LDP leadership race heats up with Ishiba, Takaichi and Koizumi leading polls
The latest opinion poll results show that Japan's ruling Liberal Democratic Party leadership election is largely a three-way race.
Shigeru Ishiba, former secretary-general of the LDP, is the first choice of LDP supporters who were asked to name their preferred candidate to lead the party in a recent Nikkei poll. The 67-year-old Ishiba is a champion of regional revitalization. Sanae Takaichi, the minister in charge of economic security, emerged as the second favorite, while former environment minister Shinjiro Koizumi was the third choice.
Nine candidates are vying to succeed Japanese Prime Minister Fumio Kishida in Friday's LDP presidential election. The others in the fray are Foreign Minister Yoko Kamikawa, Digital Transformation Minister Taro Kono, Chief Cabinet Secretary Yoshimasa Hayashi, former economic security minister Takayuki Kobayashi, LDP Secretary-General Toshimitsu Motegi and former chief cabinet secretary Katsunobu Kato.
The winner of the most crowded, complicated and uncertain leadership election the LDP has seen in ages is assured of the premiership by virtue of the LDP-led ruling bloc's majority in parliament.
The contenders have radically different takes on everything from fiscal spending, monetary easing and higher taxes to separate surnames for married couples, use of nuclear power and international challenges.

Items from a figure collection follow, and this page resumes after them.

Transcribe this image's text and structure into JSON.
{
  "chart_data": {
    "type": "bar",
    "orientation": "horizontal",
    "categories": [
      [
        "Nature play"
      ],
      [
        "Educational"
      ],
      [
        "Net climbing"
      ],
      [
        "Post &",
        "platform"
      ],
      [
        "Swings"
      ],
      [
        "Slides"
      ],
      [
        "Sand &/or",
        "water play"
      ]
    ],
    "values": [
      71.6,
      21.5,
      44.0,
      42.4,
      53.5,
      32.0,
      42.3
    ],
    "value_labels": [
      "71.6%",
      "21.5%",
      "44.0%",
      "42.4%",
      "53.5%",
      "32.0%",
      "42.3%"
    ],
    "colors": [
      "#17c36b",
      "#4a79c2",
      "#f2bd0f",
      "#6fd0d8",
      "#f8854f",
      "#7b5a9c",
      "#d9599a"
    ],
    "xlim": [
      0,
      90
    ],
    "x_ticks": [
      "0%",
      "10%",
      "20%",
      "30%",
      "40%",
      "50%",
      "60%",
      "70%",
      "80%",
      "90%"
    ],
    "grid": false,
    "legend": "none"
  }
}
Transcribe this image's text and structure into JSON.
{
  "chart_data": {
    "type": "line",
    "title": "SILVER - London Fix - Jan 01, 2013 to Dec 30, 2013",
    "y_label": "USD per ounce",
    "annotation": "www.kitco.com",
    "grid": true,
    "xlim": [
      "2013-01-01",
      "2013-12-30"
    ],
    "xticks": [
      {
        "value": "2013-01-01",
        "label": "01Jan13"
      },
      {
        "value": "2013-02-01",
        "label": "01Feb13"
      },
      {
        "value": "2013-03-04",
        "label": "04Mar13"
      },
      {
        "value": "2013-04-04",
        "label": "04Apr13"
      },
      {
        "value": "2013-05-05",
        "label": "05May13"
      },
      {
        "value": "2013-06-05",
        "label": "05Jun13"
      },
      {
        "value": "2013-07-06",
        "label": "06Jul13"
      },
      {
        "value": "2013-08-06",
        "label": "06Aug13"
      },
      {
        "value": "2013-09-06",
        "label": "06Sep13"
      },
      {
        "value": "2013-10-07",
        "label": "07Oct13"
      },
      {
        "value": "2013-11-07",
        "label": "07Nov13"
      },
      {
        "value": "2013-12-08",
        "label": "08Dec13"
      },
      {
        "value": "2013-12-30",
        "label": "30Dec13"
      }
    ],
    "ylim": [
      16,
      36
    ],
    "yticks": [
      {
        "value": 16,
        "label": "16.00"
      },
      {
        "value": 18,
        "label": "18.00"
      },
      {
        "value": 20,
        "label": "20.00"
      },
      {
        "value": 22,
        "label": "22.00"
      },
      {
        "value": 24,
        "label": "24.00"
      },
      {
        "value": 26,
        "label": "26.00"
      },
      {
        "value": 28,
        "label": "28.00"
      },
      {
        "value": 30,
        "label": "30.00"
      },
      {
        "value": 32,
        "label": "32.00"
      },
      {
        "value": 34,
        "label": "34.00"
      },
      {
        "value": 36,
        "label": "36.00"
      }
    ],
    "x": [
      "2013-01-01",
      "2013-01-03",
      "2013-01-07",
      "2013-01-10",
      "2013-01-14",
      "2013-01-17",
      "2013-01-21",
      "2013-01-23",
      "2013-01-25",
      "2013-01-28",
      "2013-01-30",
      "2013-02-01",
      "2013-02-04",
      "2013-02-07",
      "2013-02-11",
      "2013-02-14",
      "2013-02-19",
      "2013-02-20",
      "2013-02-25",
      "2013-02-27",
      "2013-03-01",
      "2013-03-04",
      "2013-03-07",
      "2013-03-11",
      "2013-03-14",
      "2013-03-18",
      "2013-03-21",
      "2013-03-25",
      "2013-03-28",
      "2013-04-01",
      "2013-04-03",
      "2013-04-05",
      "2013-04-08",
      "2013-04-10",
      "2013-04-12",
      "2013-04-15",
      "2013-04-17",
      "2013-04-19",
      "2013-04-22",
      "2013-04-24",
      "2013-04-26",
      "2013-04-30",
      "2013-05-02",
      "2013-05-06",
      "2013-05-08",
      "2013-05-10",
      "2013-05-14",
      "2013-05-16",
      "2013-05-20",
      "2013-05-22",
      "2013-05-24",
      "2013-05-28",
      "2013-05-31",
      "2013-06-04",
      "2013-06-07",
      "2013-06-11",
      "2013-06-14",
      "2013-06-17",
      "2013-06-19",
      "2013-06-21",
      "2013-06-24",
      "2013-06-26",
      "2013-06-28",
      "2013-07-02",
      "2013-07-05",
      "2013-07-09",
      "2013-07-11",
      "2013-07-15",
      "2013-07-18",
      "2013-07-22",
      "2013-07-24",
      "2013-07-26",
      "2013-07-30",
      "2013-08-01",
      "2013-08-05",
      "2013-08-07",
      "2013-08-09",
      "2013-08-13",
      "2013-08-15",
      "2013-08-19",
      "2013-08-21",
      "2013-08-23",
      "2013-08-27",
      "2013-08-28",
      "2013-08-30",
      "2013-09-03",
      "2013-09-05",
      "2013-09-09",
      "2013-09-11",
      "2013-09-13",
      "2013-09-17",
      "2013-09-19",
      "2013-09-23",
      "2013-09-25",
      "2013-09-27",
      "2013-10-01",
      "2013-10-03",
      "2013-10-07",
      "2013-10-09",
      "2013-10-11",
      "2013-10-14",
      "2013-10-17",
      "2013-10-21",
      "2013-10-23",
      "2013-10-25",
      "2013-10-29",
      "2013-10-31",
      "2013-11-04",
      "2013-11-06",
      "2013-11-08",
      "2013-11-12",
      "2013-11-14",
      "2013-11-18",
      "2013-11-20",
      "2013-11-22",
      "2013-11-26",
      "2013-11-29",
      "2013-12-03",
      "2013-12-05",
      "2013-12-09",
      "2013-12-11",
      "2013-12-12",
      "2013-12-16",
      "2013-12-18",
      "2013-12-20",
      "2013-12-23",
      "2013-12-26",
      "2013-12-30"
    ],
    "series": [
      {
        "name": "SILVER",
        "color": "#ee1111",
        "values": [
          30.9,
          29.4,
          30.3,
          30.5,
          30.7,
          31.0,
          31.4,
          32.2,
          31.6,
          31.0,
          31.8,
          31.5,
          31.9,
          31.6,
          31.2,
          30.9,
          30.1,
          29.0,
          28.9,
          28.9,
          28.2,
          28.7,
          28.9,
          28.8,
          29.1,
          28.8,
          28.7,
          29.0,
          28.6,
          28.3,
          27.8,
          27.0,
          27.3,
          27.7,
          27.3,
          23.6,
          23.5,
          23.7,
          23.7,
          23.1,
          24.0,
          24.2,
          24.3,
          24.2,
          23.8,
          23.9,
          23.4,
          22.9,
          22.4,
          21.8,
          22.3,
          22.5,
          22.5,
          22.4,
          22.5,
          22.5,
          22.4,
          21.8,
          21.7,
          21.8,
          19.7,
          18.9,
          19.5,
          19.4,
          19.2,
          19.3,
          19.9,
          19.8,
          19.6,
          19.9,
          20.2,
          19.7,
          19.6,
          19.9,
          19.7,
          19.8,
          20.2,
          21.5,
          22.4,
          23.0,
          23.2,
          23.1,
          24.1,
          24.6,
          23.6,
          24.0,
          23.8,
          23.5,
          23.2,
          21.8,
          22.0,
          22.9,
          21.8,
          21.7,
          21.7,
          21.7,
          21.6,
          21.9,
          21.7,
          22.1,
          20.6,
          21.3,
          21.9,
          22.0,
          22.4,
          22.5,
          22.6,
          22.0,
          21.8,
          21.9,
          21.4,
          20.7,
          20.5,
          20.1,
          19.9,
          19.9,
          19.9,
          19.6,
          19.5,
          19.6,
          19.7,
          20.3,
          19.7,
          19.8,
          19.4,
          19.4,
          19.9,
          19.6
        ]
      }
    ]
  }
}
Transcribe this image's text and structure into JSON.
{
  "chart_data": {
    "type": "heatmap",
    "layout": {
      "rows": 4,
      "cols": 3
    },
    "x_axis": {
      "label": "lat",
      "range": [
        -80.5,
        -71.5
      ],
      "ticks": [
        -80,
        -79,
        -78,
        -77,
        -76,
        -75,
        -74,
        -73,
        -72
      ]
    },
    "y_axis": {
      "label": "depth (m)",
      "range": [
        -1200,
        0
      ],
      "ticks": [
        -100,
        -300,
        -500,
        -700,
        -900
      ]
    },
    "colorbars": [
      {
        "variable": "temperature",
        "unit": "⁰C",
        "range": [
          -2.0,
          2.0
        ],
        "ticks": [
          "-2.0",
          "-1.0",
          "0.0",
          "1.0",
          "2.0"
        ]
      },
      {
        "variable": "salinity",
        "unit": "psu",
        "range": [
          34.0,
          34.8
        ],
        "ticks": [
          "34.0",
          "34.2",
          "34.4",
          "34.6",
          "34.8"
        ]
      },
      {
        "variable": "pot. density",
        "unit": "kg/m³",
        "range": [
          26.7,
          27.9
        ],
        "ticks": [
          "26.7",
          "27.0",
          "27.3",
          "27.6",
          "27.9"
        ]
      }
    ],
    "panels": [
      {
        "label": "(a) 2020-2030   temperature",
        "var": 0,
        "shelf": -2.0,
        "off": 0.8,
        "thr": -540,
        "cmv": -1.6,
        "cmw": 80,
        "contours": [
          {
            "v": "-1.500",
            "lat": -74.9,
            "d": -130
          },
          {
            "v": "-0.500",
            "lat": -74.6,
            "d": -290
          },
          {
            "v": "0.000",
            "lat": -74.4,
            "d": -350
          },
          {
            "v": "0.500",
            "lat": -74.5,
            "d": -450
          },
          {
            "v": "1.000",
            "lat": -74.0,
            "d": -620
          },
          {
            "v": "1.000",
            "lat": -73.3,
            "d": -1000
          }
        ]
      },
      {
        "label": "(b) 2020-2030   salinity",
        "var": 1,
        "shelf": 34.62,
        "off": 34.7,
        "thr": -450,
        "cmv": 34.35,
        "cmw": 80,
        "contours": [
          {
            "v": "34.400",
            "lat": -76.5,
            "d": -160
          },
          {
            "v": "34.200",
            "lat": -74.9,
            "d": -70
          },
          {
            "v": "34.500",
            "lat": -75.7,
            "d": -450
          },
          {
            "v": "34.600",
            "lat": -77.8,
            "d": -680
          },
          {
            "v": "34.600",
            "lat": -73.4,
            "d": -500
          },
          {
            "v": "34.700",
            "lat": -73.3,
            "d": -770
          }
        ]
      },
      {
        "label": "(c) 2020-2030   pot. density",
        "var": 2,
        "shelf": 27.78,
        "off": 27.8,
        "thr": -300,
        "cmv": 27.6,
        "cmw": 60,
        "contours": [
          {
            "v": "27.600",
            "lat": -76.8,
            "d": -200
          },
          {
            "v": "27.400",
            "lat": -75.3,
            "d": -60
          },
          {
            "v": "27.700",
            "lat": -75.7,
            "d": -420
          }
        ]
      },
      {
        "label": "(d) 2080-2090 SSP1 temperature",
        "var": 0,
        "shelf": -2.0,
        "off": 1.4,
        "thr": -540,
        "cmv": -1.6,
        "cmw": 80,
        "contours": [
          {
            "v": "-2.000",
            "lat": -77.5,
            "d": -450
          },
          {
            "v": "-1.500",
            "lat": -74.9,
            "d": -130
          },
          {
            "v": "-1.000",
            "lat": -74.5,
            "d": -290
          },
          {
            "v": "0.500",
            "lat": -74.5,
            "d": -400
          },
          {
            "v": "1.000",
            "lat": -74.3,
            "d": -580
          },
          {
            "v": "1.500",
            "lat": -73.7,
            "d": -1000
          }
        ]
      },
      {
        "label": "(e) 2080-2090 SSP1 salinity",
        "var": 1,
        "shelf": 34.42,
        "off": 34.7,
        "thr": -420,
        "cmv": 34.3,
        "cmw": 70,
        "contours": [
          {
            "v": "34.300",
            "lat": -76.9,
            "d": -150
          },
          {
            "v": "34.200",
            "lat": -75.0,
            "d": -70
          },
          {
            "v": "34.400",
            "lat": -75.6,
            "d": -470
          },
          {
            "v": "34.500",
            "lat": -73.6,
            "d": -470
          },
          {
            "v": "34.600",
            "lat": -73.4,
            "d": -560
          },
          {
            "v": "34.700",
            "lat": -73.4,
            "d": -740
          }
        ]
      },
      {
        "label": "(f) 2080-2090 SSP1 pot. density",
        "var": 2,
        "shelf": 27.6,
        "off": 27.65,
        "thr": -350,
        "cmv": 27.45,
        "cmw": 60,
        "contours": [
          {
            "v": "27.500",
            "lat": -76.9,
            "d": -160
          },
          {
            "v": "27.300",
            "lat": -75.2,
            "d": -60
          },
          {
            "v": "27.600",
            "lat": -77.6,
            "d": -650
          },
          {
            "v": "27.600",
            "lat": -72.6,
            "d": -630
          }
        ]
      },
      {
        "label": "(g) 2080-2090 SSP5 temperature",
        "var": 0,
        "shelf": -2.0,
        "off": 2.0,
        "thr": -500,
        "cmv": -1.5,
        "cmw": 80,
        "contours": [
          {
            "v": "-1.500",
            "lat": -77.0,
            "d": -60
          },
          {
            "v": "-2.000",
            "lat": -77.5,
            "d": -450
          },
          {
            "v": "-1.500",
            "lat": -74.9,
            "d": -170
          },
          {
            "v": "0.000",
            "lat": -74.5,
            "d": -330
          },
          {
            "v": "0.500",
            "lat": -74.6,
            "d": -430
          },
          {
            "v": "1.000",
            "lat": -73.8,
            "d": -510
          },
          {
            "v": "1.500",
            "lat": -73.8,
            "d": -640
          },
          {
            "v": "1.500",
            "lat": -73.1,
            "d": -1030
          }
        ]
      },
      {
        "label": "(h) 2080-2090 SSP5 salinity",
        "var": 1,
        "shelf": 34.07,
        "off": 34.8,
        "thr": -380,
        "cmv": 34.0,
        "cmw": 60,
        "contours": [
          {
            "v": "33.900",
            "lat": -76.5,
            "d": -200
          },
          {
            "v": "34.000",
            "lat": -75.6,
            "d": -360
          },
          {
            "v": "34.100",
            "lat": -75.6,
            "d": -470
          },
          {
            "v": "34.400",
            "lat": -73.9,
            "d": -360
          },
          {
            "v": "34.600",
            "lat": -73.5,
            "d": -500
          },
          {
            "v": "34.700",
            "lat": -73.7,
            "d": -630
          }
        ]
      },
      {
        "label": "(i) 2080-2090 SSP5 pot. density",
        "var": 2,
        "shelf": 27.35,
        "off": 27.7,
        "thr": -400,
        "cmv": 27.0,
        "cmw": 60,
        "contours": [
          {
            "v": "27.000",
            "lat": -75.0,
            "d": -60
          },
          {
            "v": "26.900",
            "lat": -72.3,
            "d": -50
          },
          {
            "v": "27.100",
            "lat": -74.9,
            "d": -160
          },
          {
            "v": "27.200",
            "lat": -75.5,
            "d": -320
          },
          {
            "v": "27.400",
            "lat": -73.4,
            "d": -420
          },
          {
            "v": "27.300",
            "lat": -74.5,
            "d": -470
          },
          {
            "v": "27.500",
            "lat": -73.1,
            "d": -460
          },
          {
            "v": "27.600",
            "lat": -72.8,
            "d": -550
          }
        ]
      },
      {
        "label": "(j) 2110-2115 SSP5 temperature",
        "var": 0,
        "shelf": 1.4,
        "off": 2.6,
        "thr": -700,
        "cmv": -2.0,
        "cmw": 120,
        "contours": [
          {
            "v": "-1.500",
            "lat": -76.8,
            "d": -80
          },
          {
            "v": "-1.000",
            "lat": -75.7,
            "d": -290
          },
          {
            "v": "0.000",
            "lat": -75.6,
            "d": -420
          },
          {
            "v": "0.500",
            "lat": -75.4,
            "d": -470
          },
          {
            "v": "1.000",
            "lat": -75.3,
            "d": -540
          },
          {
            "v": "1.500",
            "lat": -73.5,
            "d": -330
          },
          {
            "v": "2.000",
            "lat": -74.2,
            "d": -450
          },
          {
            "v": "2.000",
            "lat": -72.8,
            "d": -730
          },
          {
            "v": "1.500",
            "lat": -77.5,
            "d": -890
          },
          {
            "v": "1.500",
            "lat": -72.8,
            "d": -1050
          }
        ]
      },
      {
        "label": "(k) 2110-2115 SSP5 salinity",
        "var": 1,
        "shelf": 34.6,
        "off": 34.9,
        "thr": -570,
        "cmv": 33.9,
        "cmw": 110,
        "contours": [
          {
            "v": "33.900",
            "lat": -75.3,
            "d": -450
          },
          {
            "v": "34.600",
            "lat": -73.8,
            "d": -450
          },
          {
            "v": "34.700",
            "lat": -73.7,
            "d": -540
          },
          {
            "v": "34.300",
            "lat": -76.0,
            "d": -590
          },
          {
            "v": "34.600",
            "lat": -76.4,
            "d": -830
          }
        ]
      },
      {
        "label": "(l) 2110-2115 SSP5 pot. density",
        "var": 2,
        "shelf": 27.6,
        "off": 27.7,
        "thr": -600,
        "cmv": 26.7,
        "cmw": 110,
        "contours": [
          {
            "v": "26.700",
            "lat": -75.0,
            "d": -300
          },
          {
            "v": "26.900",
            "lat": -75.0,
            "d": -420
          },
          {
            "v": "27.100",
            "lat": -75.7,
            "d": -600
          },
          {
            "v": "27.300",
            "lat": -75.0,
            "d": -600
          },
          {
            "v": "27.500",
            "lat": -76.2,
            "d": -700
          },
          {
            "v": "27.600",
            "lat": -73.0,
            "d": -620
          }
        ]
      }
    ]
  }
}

A monthly survey by Japan's financial market information provider QUICK projected Takaichi, 63, as the front-runner as Japanese market participants are hopeful the hawkish lawmaker would pursue economic policies similar to "Abenomics" — a three-pronged approach launched by then Prime Minister Shinzo Abe in 2013, combining fiscal expansion, monetary easing and structural reform.
Takaichi, known as Abe's protege, has pledged to seek economic growth with "strategic fiscal stimulus" aimed at creating jobs and increasing incomes.
"In fact, the majority of Takaichi's nominees are pro-Abe politicians, and Abe's supporters include many academics who have promoted Abenomics," Yuri Kono, professor of political science at Hosei University, said.
Takaichi also topped the Kyodo News Agency's poll of LDP supporters as most fit to be Japan's next leader.
If elected, Takaichi would make history as Japan's first female prime minister.
Koizumi, 43, has the support of fellow lawmakers in the race, according to surveys by Japanese newspapers Sankei Shimbun and Mainichi Shimbun, raising the possibility of him becoming Japan's youngest prime minister.
Candidates will compete for a total of 736 votes — 368 from LDP lawmakers and another 368 from party members and registered party supporters. If a candidate does not win a majority of the total votes, the top two finishers will head for a runoff, in which 415 votes will be up for grabs, consisting of the 368 party lawmakers' votes and one vote from each of the 47 prefectures.
Due to the unusually large number of bids, no candidate will secure a majority in the first round of voting, and there will be a runoff for the top two finishers, according to Yomiuri Shimbun's recent surveys of LDP members, supporters and lawmakers.
In the projected tally, Takaichi and Ishiba were tied with 123 votes, closely followed by Koizumi with 105 votes, according to the Yomiuri polls.
Chen Zilei, director of the Center of Japanese Economic Studies at Shanghai University of International Business and Economics, said, "With the sheer number of contenders throwing their hats in the ring, it is a fluid situation."
The LDP has proposed electing a new prime minister at the start of an extraordinary Diet session on Oct 1.
A general election must be called within the next 14 months. Analysts said there is a chance that the newly elected prime minister might ride on the novelty element and dissolve the House of Representatives for a snap election as early as October. Koizumi has said he will seek a public mandate by calling a snap election "as soon as possible" if elected.
Yao Zeyu, assistant researcher in the Department for Asia-Pacific Studies at the China Institute of International Studies, said, "It is understandable that there are concerns that Japan may return to revolving-door leadership."
A long-serving premiership in Japan has always been followed by a period of political turbulence. Between 2006 when Prime Minister Junichiro Koizumi stepped down and 2012 when Shinzo Abe took the helm, six men claimed the premiership for an average of less than a year. Abe's second stint as prime minister for eight years was followed by Yoshihide Suga who was in office for only a year.
The main task of the LDP's new leader will be to shore up the party's popularity before the general election so that the party can continue to hold power. The LDP still leads the competition, but support has fallen due to the slush fund scandal.
"Without trust in politics, policy implementation is uncertain. If the LDP is to be renewed, it cannot evade the money and politics issue," an editorial in Mainichi Shimbun said.